Frontiera has been previously recognized for her contributions and service to the profession and the University with a number of awards. These include the Sara Evans Leadership Award (2024), Time-Resolved Vibrational Spectroscopy Young Investigator Award (2023), being named a Blavatnik National Award for Young Scientists, Finalist (2022), the American Physical Society Future of Chemical Physics Lectureship Award (2021), the Camille Dreyfus Teacher-Scholar Award (2019), the Guillermo E. Borja Career Development Award (2019), the Journal of Physical Chemistry C Lectureship (2018), the James L. Kinsey Memorial Lectureship, Rice University (2018), the DOE Early Career Award (2017), the Chemical & Engineering News Talented 12 (2017), the 3M Non-Tenured Faculty Award (2017), the McKnight Land-Grant Professorship (2017 - 2019), the NIH Maximizing Investigators Research Award (2016), and the NSF CAREER Award (2016).

The newly created W. Ronald Gentry Chair of Physical Chemistry was established to recruit, support, and retain a world-recognized leader in some area of physical chemistry research who has excellent prospects for continued productivity in physical chemistry. Frontiera was nominated for the award by Chemistry faculty in recognition of her significant contributions to the field of physical chemistry and the chemistry community at large. In nominating Frontiera for the award, Prof. David Blank wrote:

"Renee is a world-recognized leader in the area of time- and spatially resolved ultrafast spectroscopy as applied to a wide range of very important scientific questions. It is clear from my personal conversations with colleagues across the country and around the world that Renee is at the top of every list when it comes to inviting the leader in her discipline.

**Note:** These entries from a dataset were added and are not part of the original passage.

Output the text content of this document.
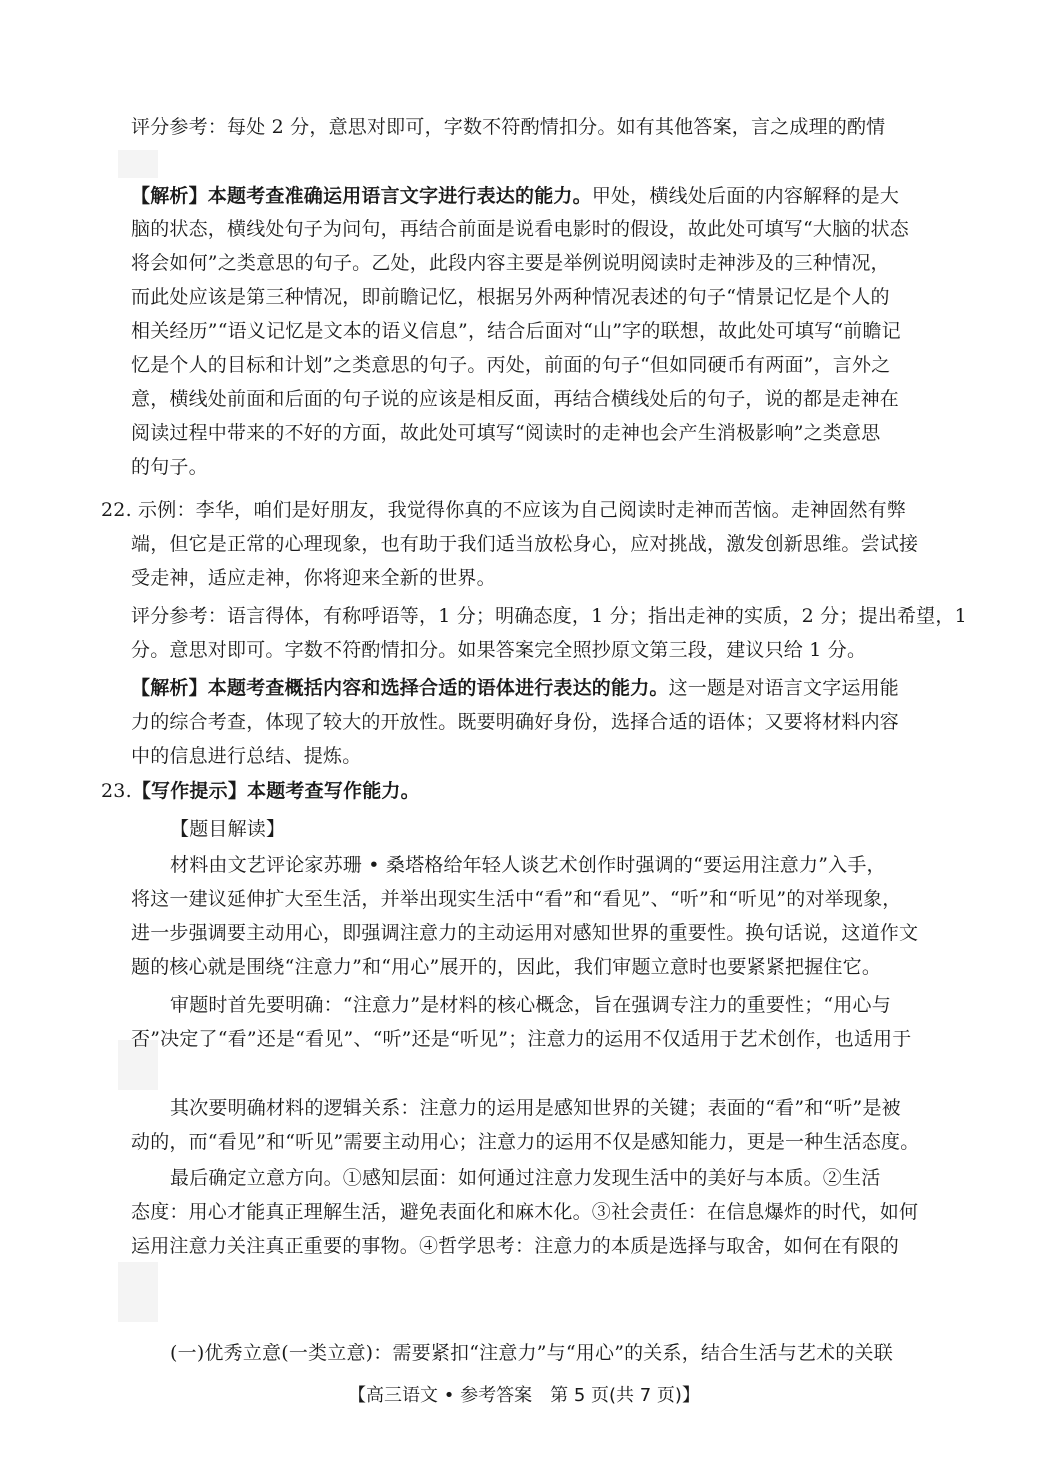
评分参考：每处 2 分，意思对即可，字数不符酌情扣分。如有其他答案，言之成理的酌情
【解析】本题考查准确运用语言文字进行表达的能力。甲处，横线处后面的内容解释的是大
脑的状态，横线处句子为问句，再结合前面是说看电影时的假设，故此处可填写“大脑的状态
将会如何”之类意思的句子。乙处，此段内容主要是举例说明阅读时走神涉及的三种情况，
而此处应该是第三种情况，即前瞻记忆，根据另外两种情况表述的句子“情景记忆是个人的
相关经历”“语义记忆是文本的语义信息”，结合后面对“山”字的联想，故此处可填写“前瞻记
忆是个人的目标和计划”之类意思的句子。丙处，前面的句子“但如同硬币有两面”，言外之
意，横线处前面和后面的句子说的应该是相反面，再结合横线处后的句子，说的都是走神在
阅读过程中带来的不好的方面，故此处可填写“阅读时的走神也会产生消极影响”之类意思
的句子。
22. 示例：李华，咱们是好朋友，我觉得你真的不应该为自己阅读时走神而苦恼。走神固然有弊
端，但它是正常的心理现象，也有助于我们适当放松身心，应对挑战，激发创新思维。尝试接
受走神，适应走神，你将迎来全新的世界。
评分参考：语言得体，有称呼语等，1 分；明确态度，1 分；指出走神的实质，2 分；提出希望，1
分。意思对即可。字数不符酌情扣分。如果答案完全照抄原文第三段，建议只给 1 分。
【解析】本题考查概括内容和选择合适的语体进行表达的能力。这一题是对语言文字运用能
力的综合考查，体现了较大的开放性。既要明确好身份，选择合适的语体；又要将材料内容
中的信息进行总结、提炼。
23.【写作提示】本题考查写作能力。
【题目解读】
材料由文艺评论家苏珊 • 桑塔格给年轻人谈艺术创作时强调的“要运用注意力”入手，
将这一建议延伸扩大至生活，并举出现实生活中“看”和“看见”、“听”和“听见”的对举现象，
进一步强调要主动用心，即强调注意力的主动运用对感知世界的重要性。换句话说，这道作文
题的核心就是围绕“注意力”和“用心”展开的，因此，我们审题立意时也要紧紧把握住它。
审题时首先要明确：“注意力”是材料的核心概念，旨在强调专注力的重要性；“用心与
否”决定了“看”还是“看见”、“听”还是“听见”；注意力的运用不仅适用于艺术创作，也适用于
其次要明确材料的逻辑关系：注意力的运用是感知世界的关键；表面的“看”和“听”是被
动的，而“看见”和“听见”需要主动用心；注意力的运用不仅是感知能力，更是一种生活态度。
最后确定立意方向。①感知层面：如何通过注意力发现生活中的美好与本质。②生活
态度：用心才能真正理解生活，避免表面化和麻木化。③社会责任：在信息爆炸的时代，如何
运用注意力关注真正重要的事物。④哲学思考：注意力的本质是选择与取舍，如何在有限的
(一)优秀立意(一类立意)：需要紧扣“注意力”与“用心”的关系，结合生活与艺术的关联
【高三语文 • 参考答案　第 5 页(共 7 页)】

There is no doubt that Renee has demonstrated excellent prospects for continued productivity in her field of research; whenever I talk with Renee about research, she is always looking to the future, thinking about where the field will move next, and often being the one to set a new path for our discipline."

Professor Emeritus W. Ronald Gentry was an active Chemistry faculty member from 1970 - 2005, and served as Department Head from 1989 to 1999. As a leading molecular beam experimentalist, he has been widely recognized for his invention of powerful and complex instrumentation to develop a variety of new types of experiments. Gentry’s novel designs included merged beam and pulsed beam techniques that revolutionized molecular beam research, and his pioneering studies of quantum-state resolved energy transfer and chemical reaction dynamics in single molecular collisions made a profound impact on the field. Furthermore, Gentry’s discovery and characterization of the extremely weakly-bound dihelium molecule, with an internuclear distance of over 50 Å, remains a landmark achievement in chemical physics. Over the course of his career, Gentry’s research produced 95 publications and numerous scientific collaborations.

Prof. Gentry writes “I am delighted with Renee’s selection for this honor and hope it will help her achieve even more great things in the future.”